O governo sabe disso mas não está nem aí. E é assim pois crê que ninguém terá coragem nem de questionar o assunto judicialmente nem de tentar impedir publicamente a concessão de novos benefícios. O drible na lei, acredita o governo, terá o apoio da oposição, que não topará um desgaste para barrá-lo. Mesmo que alguém vá à Justiça, o governo também acredita que este outro Poder não vá impedir essas medidas em um momento em que a fome explodiu no país. E mesmo se houver a vedação, sobrará para o Palácio do Planalto o argumento de que tentou e foi impedido. Bolsonaro e a base calculam que ganharão qualquer que seja o desfecho.

Do ponto de vista eleitoral, porém, há dúvidas se o presidente conseguirá benefícios suficientes com a adoção das propostas. Quando o Auxílio Brasil foi implementado, apostava-se em uma subida rápida do presidente nas pesquisas. Isso não aconteceu. Houve demora para o presidente reagir.
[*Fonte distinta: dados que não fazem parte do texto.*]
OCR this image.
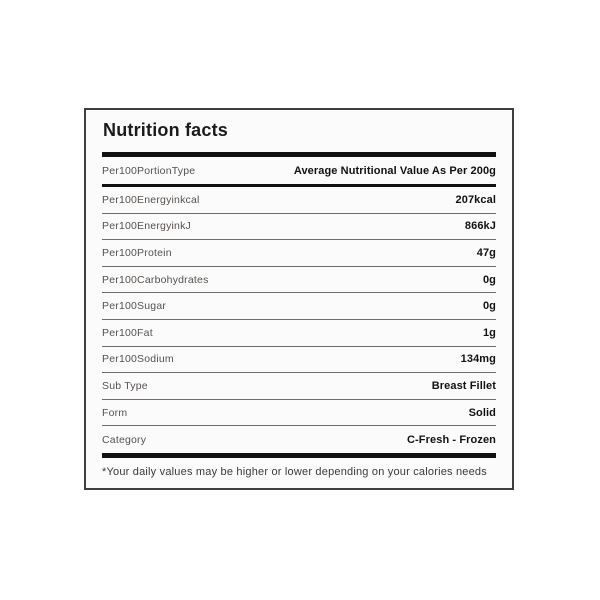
Nutrition facts
Per100PortionType	Average Nutritional Value As Per 200g
Per100Energyinkcal	207kcal
Per100EnergyinkJ	866kJ
Per100Protein	47g
Per100Carbohydrates	0g
Per100Sugar	0g
Per100Fat	1g
Per100Sodium	134mg
Sub Type	Breast Fillet
Form	Solid
Category	C-Fresh - Frozen
*Your daily values may be higher or lower depending on your calories needs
Quando aconteceu, apressadamente todos passaram a atribuir ao benefício, mas depois notou-se que o crescimento de Bolsonaro deu-se com a desidratação da terceira via e com a saída de candidatos da disputa. Ele não alterou o quadro de segundo turno na disputa com Lula. Hoje, Bolsonaro trabalha com esses mecanismos para impedir uma derrota ainda no primeiro turno. Para isso, não precisa de um salto extraordinário, mas de uma pequena melhora. E aí, depois, no segundo turno, precisaria de outro fato mais marcante ou eventualmente até algum distúrbio para evitar que deixe o poder. Não há dúvidas de que o debate sobre o aumento do auxílio e o voucher caminhoneiro estão nesse contexto. Mas, assim como valia para o Bolsa Família, independentemente dos motivos pelos quais o presidente quer fazer política social, ela é importante e urgente para quem passa fome e tem pressa.